The NDA was originally accepted for review in May 2022, with the submission supported by the efficacy and safety data from part 2 of the MOXIe trial and additional supporting data from part 1 and its extension.2 Omaveloxolone previously received fast track designation in November 2021 and a rare pediatric disease designation the same month as the NDA’s submission.

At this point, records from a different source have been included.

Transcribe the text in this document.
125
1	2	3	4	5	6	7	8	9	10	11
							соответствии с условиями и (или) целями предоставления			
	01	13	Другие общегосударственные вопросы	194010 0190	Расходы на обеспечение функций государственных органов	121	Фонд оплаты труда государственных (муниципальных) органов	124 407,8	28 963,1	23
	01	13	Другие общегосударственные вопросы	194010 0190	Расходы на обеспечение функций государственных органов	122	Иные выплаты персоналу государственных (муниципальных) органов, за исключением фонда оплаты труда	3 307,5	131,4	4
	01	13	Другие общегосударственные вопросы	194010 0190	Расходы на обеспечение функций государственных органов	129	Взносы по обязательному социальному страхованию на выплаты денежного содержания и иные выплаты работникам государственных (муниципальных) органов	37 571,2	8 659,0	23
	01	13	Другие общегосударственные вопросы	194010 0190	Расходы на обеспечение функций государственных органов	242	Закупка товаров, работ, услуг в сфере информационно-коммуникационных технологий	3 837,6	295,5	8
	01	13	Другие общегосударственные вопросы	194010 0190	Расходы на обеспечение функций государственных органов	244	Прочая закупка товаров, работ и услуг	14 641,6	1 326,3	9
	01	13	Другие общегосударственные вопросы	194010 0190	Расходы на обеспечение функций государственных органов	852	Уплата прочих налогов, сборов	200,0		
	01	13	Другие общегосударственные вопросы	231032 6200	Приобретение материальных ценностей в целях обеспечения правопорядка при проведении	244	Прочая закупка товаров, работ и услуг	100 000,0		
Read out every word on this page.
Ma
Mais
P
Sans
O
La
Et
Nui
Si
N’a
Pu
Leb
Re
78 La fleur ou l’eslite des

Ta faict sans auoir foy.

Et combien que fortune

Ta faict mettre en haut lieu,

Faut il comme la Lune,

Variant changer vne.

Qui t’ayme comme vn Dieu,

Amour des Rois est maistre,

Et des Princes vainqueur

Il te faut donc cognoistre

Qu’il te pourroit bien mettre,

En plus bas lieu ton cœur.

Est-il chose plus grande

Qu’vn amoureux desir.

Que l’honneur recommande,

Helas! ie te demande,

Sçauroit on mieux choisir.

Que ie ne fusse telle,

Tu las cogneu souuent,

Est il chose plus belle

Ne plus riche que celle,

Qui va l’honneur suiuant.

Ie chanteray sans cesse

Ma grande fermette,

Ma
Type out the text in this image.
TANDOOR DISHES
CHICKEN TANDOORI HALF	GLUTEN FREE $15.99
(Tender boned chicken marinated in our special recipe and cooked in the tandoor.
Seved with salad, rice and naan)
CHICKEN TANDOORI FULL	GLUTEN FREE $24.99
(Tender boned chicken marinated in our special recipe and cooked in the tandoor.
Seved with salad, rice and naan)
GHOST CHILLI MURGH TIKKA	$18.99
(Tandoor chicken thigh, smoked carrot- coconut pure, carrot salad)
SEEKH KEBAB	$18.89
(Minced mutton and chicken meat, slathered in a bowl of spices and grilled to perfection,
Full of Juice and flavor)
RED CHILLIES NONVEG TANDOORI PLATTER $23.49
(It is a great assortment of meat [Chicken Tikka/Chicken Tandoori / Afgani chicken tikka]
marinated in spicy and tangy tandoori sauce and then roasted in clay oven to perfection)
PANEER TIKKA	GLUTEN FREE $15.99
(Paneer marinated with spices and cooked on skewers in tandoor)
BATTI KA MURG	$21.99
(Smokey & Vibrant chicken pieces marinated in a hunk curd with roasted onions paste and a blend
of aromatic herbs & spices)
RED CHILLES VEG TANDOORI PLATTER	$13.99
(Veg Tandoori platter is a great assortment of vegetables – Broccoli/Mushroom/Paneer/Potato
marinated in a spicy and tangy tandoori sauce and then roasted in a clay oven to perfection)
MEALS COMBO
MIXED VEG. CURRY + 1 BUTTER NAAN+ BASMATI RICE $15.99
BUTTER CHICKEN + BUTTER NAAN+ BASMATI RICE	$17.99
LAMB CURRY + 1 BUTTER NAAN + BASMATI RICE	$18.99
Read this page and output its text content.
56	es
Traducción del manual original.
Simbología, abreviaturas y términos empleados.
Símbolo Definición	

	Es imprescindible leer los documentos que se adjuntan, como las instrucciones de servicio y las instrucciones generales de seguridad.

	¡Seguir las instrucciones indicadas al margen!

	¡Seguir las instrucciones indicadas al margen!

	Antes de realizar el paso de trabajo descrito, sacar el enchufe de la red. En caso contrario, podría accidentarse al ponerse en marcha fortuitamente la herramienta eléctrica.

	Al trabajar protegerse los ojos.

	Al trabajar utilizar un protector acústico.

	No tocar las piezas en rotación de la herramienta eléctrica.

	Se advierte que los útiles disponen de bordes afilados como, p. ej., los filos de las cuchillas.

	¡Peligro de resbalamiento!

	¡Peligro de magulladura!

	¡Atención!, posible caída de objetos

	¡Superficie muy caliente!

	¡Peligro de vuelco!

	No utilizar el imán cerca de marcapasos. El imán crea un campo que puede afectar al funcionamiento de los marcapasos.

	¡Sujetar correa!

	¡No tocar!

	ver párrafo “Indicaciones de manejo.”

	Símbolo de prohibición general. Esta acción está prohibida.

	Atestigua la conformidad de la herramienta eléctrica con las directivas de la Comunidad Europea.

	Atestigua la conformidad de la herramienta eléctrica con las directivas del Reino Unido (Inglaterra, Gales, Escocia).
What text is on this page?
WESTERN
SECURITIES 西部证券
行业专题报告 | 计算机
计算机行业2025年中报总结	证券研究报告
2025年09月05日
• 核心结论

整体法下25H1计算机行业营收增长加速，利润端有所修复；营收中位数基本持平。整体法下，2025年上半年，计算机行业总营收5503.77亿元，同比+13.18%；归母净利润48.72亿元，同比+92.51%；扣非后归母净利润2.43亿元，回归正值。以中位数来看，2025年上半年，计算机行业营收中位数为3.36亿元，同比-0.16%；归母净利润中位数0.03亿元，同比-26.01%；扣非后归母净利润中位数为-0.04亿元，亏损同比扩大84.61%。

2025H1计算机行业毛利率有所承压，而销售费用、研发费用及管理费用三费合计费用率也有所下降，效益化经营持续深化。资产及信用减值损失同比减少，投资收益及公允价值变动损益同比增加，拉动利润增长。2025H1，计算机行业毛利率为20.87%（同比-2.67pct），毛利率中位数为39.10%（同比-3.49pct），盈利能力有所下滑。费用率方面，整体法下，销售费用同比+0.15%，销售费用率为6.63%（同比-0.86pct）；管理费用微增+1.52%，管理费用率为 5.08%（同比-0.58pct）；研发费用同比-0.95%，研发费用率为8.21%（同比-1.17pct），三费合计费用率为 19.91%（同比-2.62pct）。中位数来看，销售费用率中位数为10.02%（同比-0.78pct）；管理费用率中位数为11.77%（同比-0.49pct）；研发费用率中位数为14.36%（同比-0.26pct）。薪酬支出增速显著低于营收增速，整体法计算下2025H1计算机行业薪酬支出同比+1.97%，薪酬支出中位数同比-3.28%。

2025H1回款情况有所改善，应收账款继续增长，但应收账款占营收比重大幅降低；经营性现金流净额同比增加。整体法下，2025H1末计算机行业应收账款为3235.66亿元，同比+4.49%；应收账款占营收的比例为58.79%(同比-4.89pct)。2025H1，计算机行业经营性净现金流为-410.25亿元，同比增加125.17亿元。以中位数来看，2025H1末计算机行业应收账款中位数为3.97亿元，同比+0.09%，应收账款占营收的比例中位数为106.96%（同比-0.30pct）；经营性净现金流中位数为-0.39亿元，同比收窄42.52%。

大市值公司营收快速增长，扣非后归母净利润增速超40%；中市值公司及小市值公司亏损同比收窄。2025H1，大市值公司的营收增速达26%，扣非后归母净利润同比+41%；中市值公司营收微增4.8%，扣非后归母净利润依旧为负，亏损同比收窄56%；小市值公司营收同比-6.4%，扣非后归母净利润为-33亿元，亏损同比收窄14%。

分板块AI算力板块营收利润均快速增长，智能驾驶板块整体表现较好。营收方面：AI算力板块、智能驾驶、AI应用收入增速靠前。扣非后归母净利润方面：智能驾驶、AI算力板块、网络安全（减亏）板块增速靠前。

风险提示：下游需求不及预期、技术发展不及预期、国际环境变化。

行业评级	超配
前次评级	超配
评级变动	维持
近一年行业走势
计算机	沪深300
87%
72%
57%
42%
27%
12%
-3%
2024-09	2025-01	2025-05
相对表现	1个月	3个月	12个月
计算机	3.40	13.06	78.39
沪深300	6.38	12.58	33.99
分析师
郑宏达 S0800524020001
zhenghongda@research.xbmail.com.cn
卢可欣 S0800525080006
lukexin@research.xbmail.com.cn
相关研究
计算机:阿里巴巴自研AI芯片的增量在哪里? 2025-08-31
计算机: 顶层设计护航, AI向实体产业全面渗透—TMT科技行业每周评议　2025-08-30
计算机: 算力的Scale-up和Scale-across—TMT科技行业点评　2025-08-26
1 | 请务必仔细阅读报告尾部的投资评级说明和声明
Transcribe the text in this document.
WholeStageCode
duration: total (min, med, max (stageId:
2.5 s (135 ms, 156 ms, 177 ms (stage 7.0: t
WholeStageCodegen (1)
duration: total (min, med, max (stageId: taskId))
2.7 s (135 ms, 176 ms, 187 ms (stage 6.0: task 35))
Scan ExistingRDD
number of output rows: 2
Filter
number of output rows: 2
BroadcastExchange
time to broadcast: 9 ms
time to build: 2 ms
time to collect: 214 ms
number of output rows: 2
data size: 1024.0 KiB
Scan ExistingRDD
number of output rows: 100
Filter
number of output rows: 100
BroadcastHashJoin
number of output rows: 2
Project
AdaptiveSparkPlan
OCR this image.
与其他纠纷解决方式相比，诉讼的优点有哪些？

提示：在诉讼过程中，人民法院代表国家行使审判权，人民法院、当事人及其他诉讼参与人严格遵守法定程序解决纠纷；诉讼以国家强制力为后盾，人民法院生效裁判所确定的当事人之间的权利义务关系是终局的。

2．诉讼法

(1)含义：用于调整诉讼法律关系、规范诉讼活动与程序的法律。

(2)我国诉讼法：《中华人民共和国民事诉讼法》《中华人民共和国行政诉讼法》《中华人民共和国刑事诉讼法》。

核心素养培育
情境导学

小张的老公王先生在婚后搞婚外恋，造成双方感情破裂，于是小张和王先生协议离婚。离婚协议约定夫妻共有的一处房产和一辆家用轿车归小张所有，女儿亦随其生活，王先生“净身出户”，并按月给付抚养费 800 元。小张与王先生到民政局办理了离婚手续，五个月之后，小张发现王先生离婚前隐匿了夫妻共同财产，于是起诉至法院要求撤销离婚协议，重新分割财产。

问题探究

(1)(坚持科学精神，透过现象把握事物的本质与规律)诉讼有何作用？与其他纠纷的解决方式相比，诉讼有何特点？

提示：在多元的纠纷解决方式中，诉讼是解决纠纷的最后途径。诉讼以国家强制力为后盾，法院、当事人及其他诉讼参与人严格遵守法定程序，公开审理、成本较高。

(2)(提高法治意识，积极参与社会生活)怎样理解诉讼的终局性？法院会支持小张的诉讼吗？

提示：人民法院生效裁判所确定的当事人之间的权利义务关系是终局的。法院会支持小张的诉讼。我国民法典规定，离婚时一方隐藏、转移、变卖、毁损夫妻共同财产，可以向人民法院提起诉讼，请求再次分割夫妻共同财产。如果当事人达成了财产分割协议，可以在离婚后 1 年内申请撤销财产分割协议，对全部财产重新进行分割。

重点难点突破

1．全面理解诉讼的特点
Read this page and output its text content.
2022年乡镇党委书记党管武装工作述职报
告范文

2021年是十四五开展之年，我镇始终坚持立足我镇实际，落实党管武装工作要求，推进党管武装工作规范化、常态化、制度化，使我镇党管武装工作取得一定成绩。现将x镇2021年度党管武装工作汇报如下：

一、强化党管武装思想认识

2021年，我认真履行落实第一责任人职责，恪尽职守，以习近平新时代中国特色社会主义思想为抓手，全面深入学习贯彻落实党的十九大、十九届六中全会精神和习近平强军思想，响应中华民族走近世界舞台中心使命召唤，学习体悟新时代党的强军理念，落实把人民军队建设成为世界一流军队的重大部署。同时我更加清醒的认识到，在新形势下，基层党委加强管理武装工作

In the originally published dataset from David R. Lynch, MD, PhD, professor of neurology, University of Pennsylvania Perelman School of Medicine, and colleagues, 103 patients were randomly assigned to receive omaveloxolone (n = 51) or placebo (n = 52). The changes from baseline in modified Friedreich's Ataxia Rating Scale (mFARS) scores in the omaveloxolone group (–1.55 points; SD, 0.69) and placebo group (0.85 points; SD, 0.64) showed a significant between-group difference of –2.40 points (SD, 0.96; P = .014). Additionally, transient reversible increases in aminotransferase levels were observed with omaveloxolone without increases in total bilirubin or other signs of liver injury.3
Earlier this year, at the 2022 Muscular Dystrophy Association (MDA) Clinical and Scientific Conference, March 13-16, in Nashville, Tennessee, findings from the delayed-start period of the MOXIe extension study were presented by Sub H. Subramony, MD, professor, department of neurology, University of Florida College of Medicine, that supported the positive primary end point findings from part 2 of the pivotal MOXIe trial.4
In that presentation at MDA, data showed that when comparing mFARS scores between both groups, investigators found that the difference at the end of the placebo-controlled MOXIe Part 2 study, which was –2.25 points (SD, 1.07; P = .037), was preserved at the conclusion of the delayed-start period, at –3.51 points (SD, 1.45; P = .016). In the open-label extension, the annualized mFARS slope for patients in the placebo-to-omaveloxolone group was 0.45 points (SD, 0.38), which was similar to the omaveloxolone-to-omaveloxolone group, at 0.27 points (SD, 0.59). Investigators noted that both slopes were less than the expected +1.9 points per year that had been observed in natural history data. For patients in the omaveloxolone-to-omaveloxolone group, they continued to show no worsening in mFARS scores when compared with their original baseline score through 120 weeks of treatment.